In her response to the storm, Abulhawa expressed gratitude to Adler and the Board of the Adelaide Festival “for bravely ensuring that we do and will have space to speak and interact with readers on a cultural landscape.” She then moved to chart the fault lines that have made contrarian views—or at least views deemed undesirable by the anointed policing agents on the Ukrainian War—a matter of vengeful reaction. To be critical of the Ukrainian Saint was to somehow be a shill for Russia’s Vladimir Putin; to be a proponent for peace was somehow akin to encouraging genocide. “These assertions are false, absurd and libellous.”
Specifically regarding Zelenskyy, his sins lay in “taking actions and provocations that would lead to foreseeable, even predictable, war, which has not only wrecked Ukraine and her people, but led to global insecurity and fuel shortages, affecting the most vulnerable among us.”
Her views are not unusual, or astonishing. They are also echoed through the Global South, where the brands of the noble Ukrainian victim and the remorseless Russian monster have lesser currency. One can understand the dynamics, and sad perversions of power, without justifying their brutal manifestations. Abulhawa references John Mearsheimer’s warnings about US provocations against Russia, using Ukraine as a base and pretext. The Ukraine conflict, to that end, is not isolated or regional. It is a “global proxy war, the outcome of which may well determine the world order for generations to come.”
Abulhawa would have also been well within her rights to cite the very figure who gave birth to the doctrine of Soviet containment at the start of the Cold War.

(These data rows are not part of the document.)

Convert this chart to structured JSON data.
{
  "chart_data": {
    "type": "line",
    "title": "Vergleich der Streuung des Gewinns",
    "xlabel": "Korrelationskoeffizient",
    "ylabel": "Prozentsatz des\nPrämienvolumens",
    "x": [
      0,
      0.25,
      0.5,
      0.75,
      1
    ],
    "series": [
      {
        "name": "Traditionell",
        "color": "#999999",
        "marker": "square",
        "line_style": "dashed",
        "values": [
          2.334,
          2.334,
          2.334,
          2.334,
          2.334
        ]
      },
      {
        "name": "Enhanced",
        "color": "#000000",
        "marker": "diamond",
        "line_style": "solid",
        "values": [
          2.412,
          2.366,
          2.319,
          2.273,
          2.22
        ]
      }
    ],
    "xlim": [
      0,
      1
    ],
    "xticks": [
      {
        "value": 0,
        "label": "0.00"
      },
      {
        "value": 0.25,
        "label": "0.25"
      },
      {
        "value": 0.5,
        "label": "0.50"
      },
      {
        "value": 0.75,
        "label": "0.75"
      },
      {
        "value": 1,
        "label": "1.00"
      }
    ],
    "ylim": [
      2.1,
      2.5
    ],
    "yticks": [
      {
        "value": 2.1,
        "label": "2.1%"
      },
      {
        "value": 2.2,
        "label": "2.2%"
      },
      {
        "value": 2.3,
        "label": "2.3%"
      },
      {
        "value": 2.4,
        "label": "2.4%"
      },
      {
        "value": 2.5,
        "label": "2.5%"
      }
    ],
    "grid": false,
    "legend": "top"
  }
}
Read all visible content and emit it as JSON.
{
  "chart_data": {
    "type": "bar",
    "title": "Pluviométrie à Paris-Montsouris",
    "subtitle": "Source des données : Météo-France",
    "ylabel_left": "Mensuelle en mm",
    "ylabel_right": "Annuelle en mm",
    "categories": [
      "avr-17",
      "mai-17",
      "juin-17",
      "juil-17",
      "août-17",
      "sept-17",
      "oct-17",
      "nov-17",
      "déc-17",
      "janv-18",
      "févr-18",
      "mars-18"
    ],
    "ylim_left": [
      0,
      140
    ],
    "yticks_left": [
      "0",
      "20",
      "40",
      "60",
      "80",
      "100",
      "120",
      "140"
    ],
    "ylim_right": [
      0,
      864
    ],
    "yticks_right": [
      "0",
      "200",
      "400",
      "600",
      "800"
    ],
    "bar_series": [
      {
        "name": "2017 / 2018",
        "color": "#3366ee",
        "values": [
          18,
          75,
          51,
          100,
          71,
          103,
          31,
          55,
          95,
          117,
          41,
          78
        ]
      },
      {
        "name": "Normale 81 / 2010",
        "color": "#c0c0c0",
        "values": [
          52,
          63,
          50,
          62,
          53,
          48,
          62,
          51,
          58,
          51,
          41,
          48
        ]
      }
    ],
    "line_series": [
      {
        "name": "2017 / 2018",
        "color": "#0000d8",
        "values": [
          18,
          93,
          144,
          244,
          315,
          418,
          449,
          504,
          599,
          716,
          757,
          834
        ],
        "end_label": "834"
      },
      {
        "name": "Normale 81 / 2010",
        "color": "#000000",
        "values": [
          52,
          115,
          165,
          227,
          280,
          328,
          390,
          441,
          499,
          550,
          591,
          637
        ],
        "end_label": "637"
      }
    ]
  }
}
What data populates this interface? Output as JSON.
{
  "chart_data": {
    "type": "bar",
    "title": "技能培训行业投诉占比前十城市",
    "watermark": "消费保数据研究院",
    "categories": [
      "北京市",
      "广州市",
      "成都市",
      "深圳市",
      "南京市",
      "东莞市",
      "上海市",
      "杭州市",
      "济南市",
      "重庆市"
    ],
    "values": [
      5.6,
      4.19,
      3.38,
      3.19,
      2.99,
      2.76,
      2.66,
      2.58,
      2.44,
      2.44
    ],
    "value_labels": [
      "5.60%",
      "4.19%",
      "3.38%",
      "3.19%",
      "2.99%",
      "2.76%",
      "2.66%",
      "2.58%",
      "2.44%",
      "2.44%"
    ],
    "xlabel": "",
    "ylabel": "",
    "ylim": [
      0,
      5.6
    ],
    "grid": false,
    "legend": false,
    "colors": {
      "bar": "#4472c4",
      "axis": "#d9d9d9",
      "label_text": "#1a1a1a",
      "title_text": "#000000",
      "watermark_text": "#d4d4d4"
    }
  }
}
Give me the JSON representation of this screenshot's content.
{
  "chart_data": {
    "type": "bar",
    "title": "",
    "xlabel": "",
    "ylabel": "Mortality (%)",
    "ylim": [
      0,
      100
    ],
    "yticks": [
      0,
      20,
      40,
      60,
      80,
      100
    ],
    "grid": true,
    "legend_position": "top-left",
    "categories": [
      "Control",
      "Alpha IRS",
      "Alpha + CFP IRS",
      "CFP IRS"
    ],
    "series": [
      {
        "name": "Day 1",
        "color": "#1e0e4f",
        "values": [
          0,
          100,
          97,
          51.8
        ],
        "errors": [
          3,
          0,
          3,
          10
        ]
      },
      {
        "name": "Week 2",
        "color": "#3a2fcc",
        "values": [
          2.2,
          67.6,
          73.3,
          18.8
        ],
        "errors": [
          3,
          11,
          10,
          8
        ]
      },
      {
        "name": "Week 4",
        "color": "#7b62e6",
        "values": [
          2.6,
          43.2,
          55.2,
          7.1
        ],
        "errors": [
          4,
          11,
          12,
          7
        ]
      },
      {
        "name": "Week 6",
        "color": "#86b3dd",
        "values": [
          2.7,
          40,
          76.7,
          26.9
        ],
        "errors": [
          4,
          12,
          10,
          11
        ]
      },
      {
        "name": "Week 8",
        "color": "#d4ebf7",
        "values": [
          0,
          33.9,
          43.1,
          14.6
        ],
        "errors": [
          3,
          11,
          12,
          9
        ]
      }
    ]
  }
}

The late diplomat and historian George Frost Kennan, eyeing the expansionist drive of NATO and US power eastwards towards the Russian border, could only issue this warning in 1997: “Such a decision may be expected to inflame nationalistic, anti-Western and militaristic tendencies in Russian opinion; to have an adverse effect on the development of Russian democracy; to restore the atmosphere of the cold war to East-West relations, and to impel Russian foreign policy in directions decidedly not to our liking.”
To her estimable credit, Adler remained adamant and defiant in permitting the writers to attend their events. “Our business,” she told the ABC, “is to operate an open space, not a safe space, in which ideas that may be confronting, disturbing, provocative, are debated with civility, that’s the agenda.” Writers, she also explained to The Age, were not sought out “via their Twitter feeds. I do not think the social media space for a nuanced or reasoned analysis and discussion.” It never was such a place, but to the cancel culture foot-soldiers, that is exactly where they feel most comfortable.